So, if anyone wants a fully functional (apart from the battery) B.B.C. computer, then I've got one.

The software I run on it is based around a G.U.I. which I have written (C.I.S.C. E.S.).

The cassette deck plays into my hi-fi, as well as the computer.


----------



## mrteatime (Oct 25, 2006)

ValvesRule said:


> B.B.C. Master 128, fitted with 65C02 coprocessor.
> 
> 1989.
> 
> ...


that is mental!!!! i bet you have a shed, with individual names for the spanners and screwdrivers.......do you smoke a pipe?


----------



## pg tips (May 16, 2003)

I loved the bbc's, had an electon and a B never had a master though.

I've got an acorn somewhere, A4000 I think?


----------



## Benzowner (Nov 11, 2009)

I've got an old Sinclair Spectrum at home which loads up with a cassette :jawdrop:


----------



## PhilM (Nov 5, 2004)

Actually have a couple, a 1979 Texas T149A and an early 80's Atari 800 that also loads via cassette and cartridge


----------



## ValvesRule (May 20, 2009)

mrteatime said:


> that is mental!!!! i bet you have a shed, with individual names for the spanners and screwdrivers.......do you smoke a pipe?

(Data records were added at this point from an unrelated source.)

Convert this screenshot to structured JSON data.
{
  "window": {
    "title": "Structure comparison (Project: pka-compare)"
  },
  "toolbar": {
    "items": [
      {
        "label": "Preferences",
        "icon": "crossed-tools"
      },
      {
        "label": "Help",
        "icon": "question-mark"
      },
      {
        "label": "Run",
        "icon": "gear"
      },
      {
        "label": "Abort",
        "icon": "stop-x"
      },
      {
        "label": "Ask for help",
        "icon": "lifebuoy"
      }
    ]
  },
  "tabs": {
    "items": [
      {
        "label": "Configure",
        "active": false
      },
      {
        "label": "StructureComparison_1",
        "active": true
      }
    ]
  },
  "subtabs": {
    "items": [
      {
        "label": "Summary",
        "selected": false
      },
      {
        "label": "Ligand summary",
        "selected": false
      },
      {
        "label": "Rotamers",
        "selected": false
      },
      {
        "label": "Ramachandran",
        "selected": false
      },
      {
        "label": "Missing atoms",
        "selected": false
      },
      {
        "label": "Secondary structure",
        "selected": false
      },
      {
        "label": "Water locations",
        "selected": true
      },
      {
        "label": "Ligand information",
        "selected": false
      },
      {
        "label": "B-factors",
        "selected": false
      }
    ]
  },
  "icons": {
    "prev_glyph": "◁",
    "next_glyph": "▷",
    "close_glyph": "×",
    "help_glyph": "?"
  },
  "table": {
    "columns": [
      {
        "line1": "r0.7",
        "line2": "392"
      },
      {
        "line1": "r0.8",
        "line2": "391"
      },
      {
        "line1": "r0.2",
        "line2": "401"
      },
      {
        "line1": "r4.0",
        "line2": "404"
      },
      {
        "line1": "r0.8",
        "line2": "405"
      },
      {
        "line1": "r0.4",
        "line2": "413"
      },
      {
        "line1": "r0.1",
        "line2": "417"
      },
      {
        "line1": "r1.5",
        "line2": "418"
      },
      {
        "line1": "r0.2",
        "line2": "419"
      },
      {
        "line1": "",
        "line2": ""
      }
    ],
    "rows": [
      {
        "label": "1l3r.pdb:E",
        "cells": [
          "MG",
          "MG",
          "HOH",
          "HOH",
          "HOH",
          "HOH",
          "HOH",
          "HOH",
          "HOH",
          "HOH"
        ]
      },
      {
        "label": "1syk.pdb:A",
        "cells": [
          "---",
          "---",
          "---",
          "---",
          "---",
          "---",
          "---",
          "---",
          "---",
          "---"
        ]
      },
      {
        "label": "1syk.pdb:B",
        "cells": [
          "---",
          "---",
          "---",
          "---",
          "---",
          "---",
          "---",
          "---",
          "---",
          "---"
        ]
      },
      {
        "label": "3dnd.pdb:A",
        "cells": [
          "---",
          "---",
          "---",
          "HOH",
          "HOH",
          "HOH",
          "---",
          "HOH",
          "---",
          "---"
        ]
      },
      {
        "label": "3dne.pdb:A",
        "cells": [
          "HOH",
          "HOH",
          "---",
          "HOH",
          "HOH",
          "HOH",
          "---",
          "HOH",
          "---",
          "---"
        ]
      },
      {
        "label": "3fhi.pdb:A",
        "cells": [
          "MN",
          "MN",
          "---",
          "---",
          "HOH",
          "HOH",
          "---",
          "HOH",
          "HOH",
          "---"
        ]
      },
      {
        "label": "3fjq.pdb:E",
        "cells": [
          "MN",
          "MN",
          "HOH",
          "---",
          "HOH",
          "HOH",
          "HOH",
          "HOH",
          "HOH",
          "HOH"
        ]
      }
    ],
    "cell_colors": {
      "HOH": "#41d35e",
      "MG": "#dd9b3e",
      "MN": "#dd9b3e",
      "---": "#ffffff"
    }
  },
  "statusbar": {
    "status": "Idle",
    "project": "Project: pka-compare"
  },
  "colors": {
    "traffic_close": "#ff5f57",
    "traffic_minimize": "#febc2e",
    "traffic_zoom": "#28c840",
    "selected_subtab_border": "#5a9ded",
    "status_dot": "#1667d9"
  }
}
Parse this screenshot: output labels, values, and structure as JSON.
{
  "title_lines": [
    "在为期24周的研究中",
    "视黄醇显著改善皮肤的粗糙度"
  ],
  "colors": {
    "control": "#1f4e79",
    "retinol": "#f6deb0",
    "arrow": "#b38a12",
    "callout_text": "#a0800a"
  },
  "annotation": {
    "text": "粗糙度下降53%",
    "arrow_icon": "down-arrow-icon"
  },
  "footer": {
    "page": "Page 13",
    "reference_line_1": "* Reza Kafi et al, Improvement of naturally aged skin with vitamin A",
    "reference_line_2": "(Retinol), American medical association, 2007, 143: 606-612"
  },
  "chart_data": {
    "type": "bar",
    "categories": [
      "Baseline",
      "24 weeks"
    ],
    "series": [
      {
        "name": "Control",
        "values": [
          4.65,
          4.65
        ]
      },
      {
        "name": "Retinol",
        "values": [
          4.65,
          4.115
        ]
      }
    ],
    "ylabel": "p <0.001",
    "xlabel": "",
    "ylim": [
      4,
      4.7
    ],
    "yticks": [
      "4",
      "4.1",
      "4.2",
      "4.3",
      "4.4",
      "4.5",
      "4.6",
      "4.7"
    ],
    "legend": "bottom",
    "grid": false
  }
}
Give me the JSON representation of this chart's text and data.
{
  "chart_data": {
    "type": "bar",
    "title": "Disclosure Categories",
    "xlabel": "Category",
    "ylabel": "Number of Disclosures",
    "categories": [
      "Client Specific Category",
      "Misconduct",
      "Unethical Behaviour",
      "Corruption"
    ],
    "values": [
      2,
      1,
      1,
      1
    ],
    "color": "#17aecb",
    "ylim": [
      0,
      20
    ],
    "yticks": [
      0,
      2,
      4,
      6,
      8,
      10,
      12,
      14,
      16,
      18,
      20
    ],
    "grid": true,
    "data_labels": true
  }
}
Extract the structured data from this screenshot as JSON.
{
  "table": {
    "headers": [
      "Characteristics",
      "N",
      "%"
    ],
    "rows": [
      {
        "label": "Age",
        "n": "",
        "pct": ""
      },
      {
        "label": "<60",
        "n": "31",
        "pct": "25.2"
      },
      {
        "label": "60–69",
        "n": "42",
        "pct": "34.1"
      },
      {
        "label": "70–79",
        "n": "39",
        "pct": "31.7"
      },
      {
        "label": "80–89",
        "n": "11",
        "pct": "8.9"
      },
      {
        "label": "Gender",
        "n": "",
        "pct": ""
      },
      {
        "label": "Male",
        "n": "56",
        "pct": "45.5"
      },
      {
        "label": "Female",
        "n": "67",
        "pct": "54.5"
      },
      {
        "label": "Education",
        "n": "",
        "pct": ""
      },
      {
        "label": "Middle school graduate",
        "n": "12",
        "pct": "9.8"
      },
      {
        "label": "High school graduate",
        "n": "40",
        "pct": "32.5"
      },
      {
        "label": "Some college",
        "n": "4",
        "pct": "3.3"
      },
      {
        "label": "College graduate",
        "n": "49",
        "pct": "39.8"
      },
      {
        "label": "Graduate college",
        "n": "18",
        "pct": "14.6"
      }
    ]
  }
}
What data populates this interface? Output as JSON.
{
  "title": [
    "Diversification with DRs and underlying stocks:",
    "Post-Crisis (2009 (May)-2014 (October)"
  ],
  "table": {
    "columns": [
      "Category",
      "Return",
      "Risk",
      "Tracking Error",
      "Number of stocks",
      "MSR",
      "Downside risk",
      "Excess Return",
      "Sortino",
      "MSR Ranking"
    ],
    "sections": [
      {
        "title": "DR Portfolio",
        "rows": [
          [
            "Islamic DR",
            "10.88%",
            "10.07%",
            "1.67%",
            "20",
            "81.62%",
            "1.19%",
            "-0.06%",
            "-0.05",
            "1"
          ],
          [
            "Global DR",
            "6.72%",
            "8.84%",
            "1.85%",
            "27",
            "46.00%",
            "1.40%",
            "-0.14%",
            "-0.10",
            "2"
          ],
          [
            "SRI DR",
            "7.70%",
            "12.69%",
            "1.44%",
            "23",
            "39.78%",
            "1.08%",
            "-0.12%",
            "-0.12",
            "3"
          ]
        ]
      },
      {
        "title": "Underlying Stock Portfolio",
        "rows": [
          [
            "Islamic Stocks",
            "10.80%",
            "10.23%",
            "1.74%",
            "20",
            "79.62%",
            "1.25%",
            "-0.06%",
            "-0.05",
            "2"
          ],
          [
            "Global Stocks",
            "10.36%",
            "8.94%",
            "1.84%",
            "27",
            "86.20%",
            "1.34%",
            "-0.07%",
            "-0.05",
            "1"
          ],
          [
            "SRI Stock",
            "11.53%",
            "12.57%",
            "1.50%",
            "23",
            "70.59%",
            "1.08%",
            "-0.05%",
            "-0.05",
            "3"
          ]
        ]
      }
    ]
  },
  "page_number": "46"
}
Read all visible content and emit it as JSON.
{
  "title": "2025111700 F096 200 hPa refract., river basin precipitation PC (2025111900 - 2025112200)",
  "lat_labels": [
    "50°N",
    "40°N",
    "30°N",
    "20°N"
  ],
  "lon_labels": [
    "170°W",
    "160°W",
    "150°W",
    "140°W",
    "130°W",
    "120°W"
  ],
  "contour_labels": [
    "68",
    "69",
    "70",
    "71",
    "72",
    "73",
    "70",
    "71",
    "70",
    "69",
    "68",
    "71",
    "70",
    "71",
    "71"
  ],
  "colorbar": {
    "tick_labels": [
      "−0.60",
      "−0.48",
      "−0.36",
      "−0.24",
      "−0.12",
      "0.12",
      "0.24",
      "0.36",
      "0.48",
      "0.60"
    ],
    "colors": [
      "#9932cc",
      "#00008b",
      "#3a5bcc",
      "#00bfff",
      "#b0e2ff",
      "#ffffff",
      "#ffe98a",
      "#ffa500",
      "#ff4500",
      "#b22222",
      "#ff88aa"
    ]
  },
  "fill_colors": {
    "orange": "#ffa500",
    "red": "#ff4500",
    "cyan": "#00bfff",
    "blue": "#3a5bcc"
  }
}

No, only my bedroom, I'm afraid; hence the density of stuff visible in the photograph.

To answer all three accusations simultaniously, I'm not James May.

And I don't smoke at all :hypocrite: (I don't get out enough to smoke passively).



> I loved the bbc's, had an electon and a B never had a master though.


We've got two Electrons (ours, and an extended family's cast-off), one of which I have turned into a laptop.


----------



## pg tips (May 16, 2003)

ValvesRule said:


> We've got two Electrons, one of which I have turned into a laptop.


B)


----------



## HereBeMonsters (Jul 27, 2009)

I have a 1985 Mac which still worked last time I tried to use it. All I ever do is turn it on, fire up MacPaint, doodle around then turn off again.

Oldest computer in regular use is my Panasonic Toughbook. 266mhz Pentium MMX with 192mb RAM. Runs Windows XP just fine, IE 6 and Office 2003. All I need it for when I'm out on site.

Have just bought myself a replacement though - Dell Inspiron 11v with all the options ticked. Well, a mate works for Dell and by combining deals I saved over 40% on list price.


----------



## pg tips (May 16, 2003)

forgot about the works toughbook, must be 5 years old at least now.


----------



## JonW (Mar 23, 2005)

mach 0.0013137 said:


> Caroline has had her computer since around 1993 and it`s still in regular use, I gather the internal battery is dead but that`s all B)
> 
> Even her printer is of a similar vintage
> 
> Hewlett Packard


Eeek, I had one of those... one of the first affordable decent inkjets... 'DeskJet something or other'... I got it in 1991 and chucked mine out in about 1995 when my folks upgraded as they had been using it... Ive had laptops for the past 15+ years. Why anyone would want a tethered computer is beyond me LOL.

Anyway, if Caroline uses that beast to surf the net good on her, its a minor miracle!


----------



## mach 0.0013137 (Jan 10, 2005)

JonW said:


> mach 0.0013137 said:
> 
> 
> > Caroline has had her computer since around 1993 and it`s still in regular use, I gather the internal battery is dead but that`s all B)
> ...


It has never, nor will ever be connected to the net









We have time share on the use of `Deepthought`, in fact I`ve got to get off right now as it`s her turn to get on :taz:


----------



## Andy Tims (Apr 13, 2008)

As of today - my computer is a lovely fast brand new Dell


----------



## shadowninja (Apr 14, 2009)

Got an Acorn Electron here. Well, I say here, it's in the loft. My main computer's about 6 years old. It still does what I want so I don't see the point in upgrading. I have a spare of the same age should it die.


----------



## gregory (Feb 13, 2009)

It's not so old.. but I have two daughters aged 12 and 9.. and mine is the *3rd* most effective computer in the house!!!

How bad is that??

If I need to surf anywhere quick, such is the state of my thing, then I borrow theirs!!

:cry2:


----------



## matts (Apr 17, 2009)

main one i made about 18 months ago, this laptop's about 3 years old and the other about 5 years. all still going strong and the laptops knock spots off anything newer (IBM Thinkpads)


----------